La législation a du retard
Les modèles de travail flexibles sont de plus en plus demandés. Les bases juridiques doivent donc être adaptées. La signature numérique, parlons-en! La loi prescrit la forme écrite pour les relations de travail temporaire. Cette réglementation a pour but de mieux protéger les travailleurs soumis à des conditions de travail flexibles. Mais elle entraîne de gros efforts administratifs, ce qui est particulièrement impopulaire auprès des flexworkers qui souhaitent travailler à court terme et sans se compliquer la vie. Nous connaissons déjà la signature numérique, par exemple lors de la réception d’un colis postal. Quand les travailleurs et les entreprises se retrouvent sur une plateforme numérique ou via une application, le processus incluant une signature numérique est logique pour les deux parties. C’est un fait: à l’ère du numérique, une nouvelle solution doit assurer la sécurité des deux parties contractantes. Grâce aux options de suivi, une signature numérique est même susceptible d’offrir plus de sécurité qu’un contrat sur papier. Il est essentiel de réinterpréter le concept de forme écrite, de donner la sécurité nécessaire à tous les acteurs et d’éviter de freiner le dynamisme des processus commerciaux numériques.

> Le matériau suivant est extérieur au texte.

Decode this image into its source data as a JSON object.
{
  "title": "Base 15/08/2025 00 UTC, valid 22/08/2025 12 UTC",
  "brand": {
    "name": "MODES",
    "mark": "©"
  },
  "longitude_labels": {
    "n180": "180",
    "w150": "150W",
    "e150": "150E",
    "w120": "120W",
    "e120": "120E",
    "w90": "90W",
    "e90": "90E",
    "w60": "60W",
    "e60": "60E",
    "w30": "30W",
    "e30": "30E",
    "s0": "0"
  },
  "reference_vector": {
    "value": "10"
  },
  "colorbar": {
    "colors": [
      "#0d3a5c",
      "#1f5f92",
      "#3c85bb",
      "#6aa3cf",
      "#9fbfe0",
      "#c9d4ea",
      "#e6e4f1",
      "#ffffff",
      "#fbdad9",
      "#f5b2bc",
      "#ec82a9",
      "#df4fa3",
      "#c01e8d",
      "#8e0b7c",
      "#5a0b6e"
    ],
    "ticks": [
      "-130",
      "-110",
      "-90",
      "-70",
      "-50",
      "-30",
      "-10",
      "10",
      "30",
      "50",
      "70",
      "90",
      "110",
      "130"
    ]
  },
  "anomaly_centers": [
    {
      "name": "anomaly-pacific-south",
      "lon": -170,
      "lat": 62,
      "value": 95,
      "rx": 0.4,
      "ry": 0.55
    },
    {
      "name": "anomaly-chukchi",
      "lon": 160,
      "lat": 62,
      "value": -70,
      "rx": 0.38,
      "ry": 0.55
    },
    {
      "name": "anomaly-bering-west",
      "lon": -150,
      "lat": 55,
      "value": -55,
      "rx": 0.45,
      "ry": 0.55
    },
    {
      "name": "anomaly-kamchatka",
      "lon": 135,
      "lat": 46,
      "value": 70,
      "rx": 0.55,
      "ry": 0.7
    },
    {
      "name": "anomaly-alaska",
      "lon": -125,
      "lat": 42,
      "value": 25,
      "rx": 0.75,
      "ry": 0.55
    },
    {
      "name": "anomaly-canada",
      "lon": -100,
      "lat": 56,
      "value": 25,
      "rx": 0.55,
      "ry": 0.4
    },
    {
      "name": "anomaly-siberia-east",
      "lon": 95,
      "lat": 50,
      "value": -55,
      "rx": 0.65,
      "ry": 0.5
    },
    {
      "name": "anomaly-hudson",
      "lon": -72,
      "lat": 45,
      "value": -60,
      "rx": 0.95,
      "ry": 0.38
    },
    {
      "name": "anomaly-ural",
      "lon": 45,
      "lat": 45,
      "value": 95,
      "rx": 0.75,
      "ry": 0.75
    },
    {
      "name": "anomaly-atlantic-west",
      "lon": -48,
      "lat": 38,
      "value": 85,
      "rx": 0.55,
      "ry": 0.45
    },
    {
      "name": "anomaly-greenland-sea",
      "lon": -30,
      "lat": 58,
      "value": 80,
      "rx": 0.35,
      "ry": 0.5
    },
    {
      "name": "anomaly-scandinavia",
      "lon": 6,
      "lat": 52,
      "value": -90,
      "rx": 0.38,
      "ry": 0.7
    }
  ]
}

Une réponse aux questions sociales
Les représentants des salariés considèrent que les modèles de travail flexibles vont faire émerger une nouvelle classe sociale inférieure. Or, c’est le contraire qui est vrai. En combinant les plateformes et le travail intérimaire, on pourra extraire les jobs informels de l’économie souterraine et fournir une protection sociale. Cette opportunité est confirmée dans un document de réflexion que la Fondation CH2048 a consacré en 2018 au partenariat social. Pour les personnes exclues du marché du travail, le travail conclu via des plateformes offre de nouvelles possibilités, facilement accessibles, de se réinsérer dans la vie économique et sociale. Dans une perspective d’avenir, on voit que malgré plus de 50 années d’existence, le secteur temporaire n’a toujours pas épuisé son potentiel. Le travail intérimaire n’est pas un défi, mais bien une réponse aux questions sociales qui vont se poser aujourd’hui et demain.